One year later, she signed for Turkish side Altay SK, where she made four league appearances and scored one goal. During the summer of 2023, she signed for Scottish side Hibernian WFC, where she made twenty-eight league appearances and scored five goals. Subsequently, she signed for Scottish side Motherwell FC in 2024, where she made eleven league appearances and scored one goal. Following her stint there, she signed for Australian side Central Coast Mariners FC, helping the club win the league title.

===Wellington Phoenix===
On 24 October 2025, Nunn was signed by New Zealand club Wellington Phoenix on a one-year contract through to the end of the 2025–26 season. During the regular season, Nunn made 20 appearances and scored 6 goals, becoming the Phoenix's golden boot for the season alongside Pia Vlok. Following a successful season with Wellington, the club renewed Nunn on a one-year contract for the 2026–27 season.
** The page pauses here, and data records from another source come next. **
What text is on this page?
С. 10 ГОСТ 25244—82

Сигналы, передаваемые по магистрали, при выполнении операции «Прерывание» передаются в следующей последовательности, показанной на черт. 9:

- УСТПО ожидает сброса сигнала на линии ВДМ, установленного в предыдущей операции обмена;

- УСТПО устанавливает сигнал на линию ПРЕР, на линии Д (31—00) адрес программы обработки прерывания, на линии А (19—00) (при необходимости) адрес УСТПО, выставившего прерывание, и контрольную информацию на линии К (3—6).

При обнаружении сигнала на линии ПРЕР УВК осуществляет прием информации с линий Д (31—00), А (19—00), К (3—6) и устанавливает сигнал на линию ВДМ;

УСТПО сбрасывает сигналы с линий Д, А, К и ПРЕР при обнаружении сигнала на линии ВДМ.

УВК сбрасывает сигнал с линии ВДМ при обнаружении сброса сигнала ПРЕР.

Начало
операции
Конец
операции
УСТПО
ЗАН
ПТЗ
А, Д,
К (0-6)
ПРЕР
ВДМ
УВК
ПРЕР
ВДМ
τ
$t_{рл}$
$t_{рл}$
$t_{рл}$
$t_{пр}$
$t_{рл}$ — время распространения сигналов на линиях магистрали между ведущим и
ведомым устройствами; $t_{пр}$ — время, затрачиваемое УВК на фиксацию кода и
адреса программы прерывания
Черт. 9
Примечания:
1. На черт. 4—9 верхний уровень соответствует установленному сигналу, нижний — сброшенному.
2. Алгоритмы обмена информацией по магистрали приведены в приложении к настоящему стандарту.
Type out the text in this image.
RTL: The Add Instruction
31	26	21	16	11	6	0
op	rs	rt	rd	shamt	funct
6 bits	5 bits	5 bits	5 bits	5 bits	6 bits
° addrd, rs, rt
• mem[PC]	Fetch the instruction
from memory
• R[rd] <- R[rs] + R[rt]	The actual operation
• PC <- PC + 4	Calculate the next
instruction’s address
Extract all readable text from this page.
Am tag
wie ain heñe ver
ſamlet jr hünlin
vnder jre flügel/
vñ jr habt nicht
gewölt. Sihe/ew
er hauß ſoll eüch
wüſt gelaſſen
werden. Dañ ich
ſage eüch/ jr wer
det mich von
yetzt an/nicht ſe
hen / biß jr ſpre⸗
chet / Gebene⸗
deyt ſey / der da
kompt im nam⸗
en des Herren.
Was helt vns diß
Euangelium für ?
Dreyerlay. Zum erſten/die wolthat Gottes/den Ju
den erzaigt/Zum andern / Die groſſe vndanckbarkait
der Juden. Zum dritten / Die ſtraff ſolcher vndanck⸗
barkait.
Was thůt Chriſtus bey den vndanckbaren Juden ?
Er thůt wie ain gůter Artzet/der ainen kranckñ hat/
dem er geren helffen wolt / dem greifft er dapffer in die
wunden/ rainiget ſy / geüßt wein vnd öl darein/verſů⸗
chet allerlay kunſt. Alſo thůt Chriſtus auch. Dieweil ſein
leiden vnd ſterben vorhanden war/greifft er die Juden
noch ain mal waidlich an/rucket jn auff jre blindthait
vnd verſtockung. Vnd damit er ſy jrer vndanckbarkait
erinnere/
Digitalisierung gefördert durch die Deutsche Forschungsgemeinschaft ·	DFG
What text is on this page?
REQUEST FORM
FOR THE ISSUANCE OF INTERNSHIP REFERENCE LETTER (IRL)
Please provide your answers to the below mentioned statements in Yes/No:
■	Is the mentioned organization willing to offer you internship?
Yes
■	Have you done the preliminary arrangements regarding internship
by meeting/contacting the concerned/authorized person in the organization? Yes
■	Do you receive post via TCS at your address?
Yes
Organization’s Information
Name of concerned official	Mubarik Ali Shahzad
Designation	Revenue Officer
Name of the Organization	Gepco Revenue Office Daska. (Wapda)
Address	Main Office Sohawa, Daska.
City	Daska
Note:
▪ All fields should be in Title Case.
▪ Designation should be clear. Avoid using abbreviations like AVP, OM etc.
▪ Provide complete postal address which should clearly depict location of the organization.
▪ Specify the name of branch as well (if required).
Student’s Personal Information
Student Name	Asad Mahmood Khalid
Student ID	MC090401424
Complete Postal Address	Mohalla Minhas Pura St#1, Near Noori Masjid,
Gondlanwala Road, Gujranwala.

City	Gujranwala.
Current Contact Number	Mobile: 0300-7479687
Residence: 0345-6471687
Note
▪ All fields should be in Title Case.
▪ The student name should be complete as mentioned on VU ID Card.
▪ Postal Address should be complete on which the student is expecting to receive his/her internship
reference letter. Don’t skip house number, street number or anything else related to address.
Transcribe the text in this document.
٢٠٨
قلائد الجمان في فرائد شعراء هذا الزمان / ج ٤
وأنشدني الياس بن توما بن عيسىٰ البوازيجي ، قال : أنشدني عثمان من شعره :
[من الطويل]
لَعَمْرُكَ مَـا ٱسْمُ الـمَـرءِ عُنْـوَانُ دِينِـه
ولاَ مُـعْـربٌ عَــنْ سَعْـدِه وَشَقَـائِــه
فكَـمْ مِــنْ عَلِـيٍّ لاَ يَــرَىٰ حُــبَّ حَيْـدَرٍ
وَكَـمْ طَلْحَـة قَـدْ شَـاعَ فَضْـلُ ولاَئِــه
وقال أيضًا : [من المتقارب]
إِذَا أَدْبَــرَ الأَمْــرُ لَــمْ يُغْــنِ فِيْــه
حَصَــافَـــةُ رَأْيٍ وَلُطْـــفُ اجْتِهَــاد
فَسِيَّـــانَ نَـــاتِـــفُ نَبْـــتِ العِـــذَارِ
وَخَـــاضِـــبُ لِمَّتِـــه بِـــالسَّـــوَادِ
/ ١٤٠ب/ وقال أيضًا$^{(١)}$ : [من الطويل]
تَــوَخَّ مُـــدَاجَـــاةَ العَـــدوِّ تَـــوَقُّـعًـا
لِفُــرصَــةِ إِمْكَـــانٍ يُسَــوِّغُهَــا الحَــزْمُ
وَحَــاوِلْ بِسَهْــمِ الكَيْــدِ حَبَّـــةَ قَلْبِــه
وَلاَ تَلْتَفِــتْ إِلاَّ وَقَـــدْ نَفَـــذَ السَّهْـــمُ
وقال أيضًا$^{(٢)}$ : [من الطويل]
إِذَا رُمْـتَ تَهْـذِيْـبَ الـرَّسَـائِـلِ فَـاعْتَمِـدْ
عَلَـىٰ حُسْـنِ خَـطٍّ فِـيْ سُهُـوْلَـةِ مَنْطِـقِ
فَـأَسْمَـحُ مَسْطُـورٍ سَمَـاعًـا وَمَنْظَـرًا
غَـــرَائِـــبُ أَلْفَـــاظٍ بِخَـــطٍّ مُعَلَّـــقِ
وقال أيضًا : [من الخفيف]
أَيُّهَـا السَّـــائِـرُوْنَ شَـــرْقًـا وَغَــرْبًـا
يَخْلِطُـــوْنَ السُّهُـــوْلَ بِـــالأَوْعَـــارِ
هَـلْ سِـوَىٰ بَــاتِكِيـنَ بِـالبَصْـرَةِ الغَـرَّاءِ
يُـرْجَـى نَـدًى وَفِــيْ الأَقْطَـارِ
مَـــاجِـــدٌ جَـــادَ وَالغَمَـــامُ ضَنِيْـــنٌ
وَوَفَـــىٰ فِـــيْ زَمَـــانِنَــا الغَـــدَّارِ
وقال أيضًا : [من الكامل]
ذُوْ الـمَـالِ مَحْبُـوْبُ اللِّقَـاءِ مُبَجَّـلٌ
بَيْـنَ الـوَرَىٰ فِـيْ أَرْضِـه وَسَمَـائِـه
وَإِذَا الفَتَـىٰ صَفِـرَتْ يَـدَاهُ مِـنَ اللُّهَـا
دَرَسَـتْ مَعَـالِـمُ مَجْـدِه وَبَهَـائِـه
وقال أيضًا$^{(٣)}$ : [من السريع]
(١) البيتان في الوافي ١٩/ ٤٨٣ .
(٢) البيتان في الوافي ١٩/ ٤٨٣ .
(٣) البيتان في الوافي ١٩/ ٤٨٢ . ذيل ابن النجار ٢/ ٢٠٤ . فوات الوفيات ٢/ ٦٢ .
She and Makala Woods became the first international players to have their contracts renewed for a second season with the Phoenix Women.

In the postseason, Nunn was selected for the A-Leagues All Stars Women team that will play against Women's Super League (WSL) club Chelsea in the 2026 game at Allianz Stadium in Moore Park, Sydney as part of the 2026 Sydney Super Cup.

==Style of play==
Nunn plays as a midfielder, winger, or forward. Australian news website Impetus Football wrote in 2025 that she "brings energy, creativity, and experience to the... attack. She’s known for her flair and ability to beat defenders one-on-one, using sharp footwork and clever movement to find space and create chances... thrives on frustrating her opponents, often drawing fouls and forcing errors through relentless pressure".

==Honours==
- Central Coast Mariners
- A-League Women Championship: 2025.